Texas Court of Appeals (El Paso): An Association and its property manager were held jointly liable
Texas Court of Appeals (El Paso): An Association and its property manager were held jointly liable for failure to implement repairs recommended in a reserve study, even though the members of the Association voted down an attempted special assessment to fund the necessary repairs.
Lakeside Village Homeowners Ass’n v. Belanger, 08-15-00214-CV (Tex. Ct. App. June 14, 2017)
Townhome unit owners filed suit for trespass and negligence against their owners association, property manager, and management agent for improperly maintaining and repairing a retaining wall and associated common area adjacent to a townhome duplex.
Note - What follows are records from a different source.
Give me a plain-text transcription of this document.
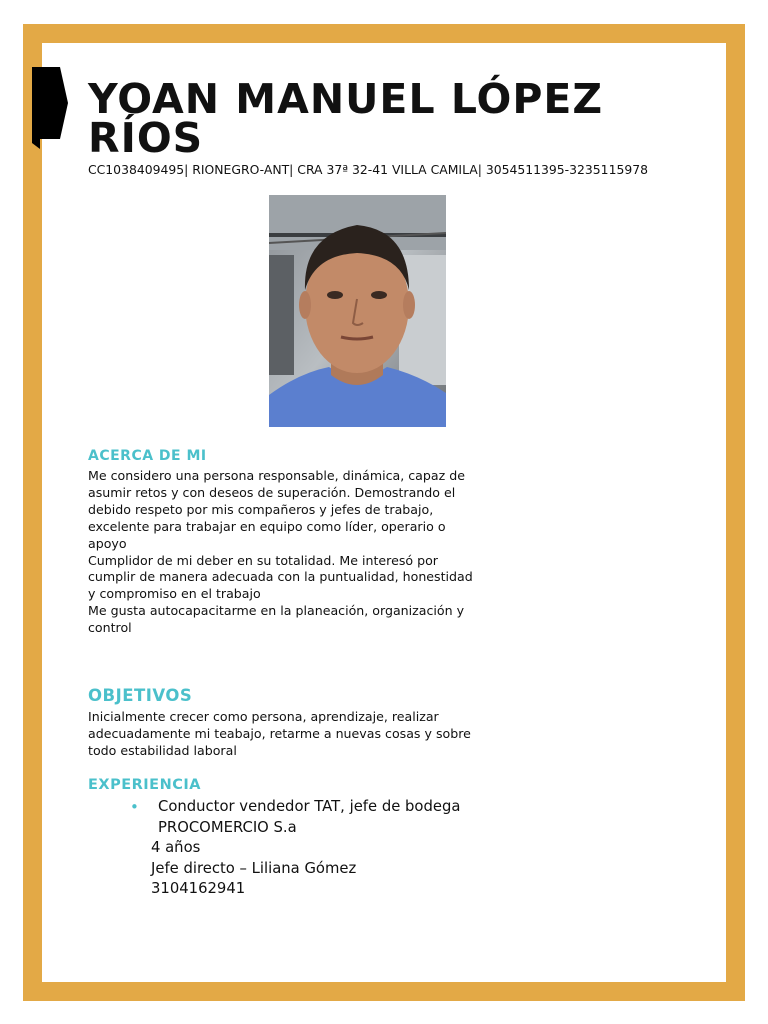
YOAN MANUEL LÓPEZ RÍOS

CC1038409495| RIONEGRO-ANT| CRA 37ª 32-41 VILLA CAMILA| 3054511395-3235115978

ACERCA DE MI
Me considero una persona responsable, dinámica, capaz de
asumir retos y con deseos de superación. Demostrando el
debido respeto por mis compañeros y jefes de trabajo,
excelente para trabajar en equipo como líder, operario o
apoyo
Cumplidor de mi deber en su totalidad. Me interesó por
cumplir de manera adecuada con la puntualidad, honestidad
y compromiso en el trabajo
Me gusta autocapacitarme en la planeación, organización y
control
OBJETIVOS
Inicialmente crecer como persona, aprendizaje, realizar
adecuadamente mi teabajo, retarme a nuevas cosas y sobre
todo estabilidad laboral
EXPERIENCIA
•	Conductor vendedor TAT, jefe de bodega

PROCOMERCIO S.a

4 años

Jefe directo – Liliana Gómez

3104162941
The unit owners alleged that the improper maintenance and repair allowing the common area to divert surface and subsurface water towards the townhome property, which caused damage to the townhomes by way of soils movement-induced foundation damage.
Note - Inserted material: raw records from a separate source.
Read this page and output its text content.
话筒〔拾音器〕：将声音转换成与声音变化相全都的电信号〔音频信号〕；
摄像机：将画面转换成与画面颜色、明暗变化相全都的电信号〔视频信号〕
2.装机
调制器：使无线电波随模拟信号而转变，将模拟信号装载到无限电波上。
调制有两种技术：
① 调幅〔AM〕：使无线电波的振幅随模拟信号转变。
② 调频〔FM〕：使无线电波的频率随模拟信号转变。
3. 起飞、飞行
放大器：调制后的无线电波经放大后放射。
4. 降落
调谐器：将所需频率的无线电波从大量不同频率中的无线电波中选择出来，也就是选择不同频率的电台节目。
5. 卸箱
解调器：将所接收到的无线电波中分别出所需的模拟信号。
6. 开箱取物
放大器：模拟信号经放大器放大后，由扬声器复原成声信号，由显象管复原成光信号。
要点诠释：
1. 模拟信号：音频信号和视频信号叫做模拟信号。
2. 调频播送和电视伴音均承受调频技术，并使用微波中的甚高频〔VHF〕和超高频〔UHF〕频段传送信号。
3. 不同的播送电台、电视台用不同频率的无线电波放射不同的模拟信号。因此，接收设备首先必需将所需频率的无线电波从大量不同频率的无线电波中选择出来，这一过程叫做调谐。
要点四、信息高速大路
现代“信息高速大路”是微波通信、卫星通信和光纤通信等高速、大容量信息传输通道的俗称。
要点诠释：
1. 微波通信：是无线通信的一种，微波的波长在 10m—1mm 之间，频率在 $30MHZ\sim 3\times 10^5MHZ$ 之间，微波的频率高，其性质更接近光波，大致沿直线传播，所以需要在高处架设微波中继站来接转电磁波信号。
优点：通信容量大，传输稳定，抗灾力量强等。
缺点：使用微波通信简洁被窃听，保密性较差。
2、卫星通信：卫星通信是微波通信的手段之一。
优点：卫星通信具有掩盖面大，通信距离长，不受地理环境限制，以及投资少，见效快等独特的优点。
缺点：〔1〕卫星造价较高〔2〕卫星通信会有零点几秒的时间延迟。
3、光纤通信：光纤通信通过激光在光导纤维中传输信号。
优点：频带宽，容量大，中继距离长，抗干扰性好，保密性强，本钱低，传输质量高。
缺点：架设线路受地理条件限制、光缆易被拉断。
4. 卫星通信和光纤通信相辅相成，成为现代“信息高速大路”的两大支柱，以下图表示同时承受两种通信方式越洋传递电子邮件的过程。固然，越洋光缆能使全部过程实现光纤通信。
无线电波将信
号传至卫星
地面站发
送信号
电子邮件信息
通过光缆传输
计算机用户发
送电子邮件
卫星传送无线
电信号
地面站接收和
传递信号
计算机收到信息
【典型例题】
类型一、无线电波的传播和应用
Two reserve studies performed by the management company in 2005 and 2010 revealed that a railroad-tie retaining wall running throughout the 498-unit community was structurally deficient and failing, and each reserve study recommended an immediate replacement of the railroad-ties with a concrete retaining wall. The Association did not have sufficient reserve funds to address all of the repairs recommended in the reserve studies. In 2011, the Association sought a special assessment to contribute to the reserve account to fund the recommended repairs, but the members voted against the special assessment.
The jury awarded actual damages to the homeowner Plaintiffs of approximately $100,000 for physical damage to their townhome units occasioned by the failure to repair and replace the retaining wall, and an additional award of prejudgment interest and attorneys fees was attached to the judgment. On appeal, the Court of Appeals upheld the jury verdict and entry of judgment. The Association is still responsible for the retaining wall repairs.
Homeowners associations, their boards of directors, and their property managers must be vigilant in evaluating the condition of the common areas in the community to determine whether a portion of the community was defectively constructed by the original builder/developer. By failing to initially identify the construction defect from the 2005 reserve study, and seeking to simply repair the property by special assessment, the Association and the property manager become liable to the unit owners for damage to their property even though the Association and property manager sought to specially assess the members of the Association to pay for the needed repairs. A construction defect suit, brought in 2005, could have funded the necessary repairs and avoided the property damage suffered by the homeowners.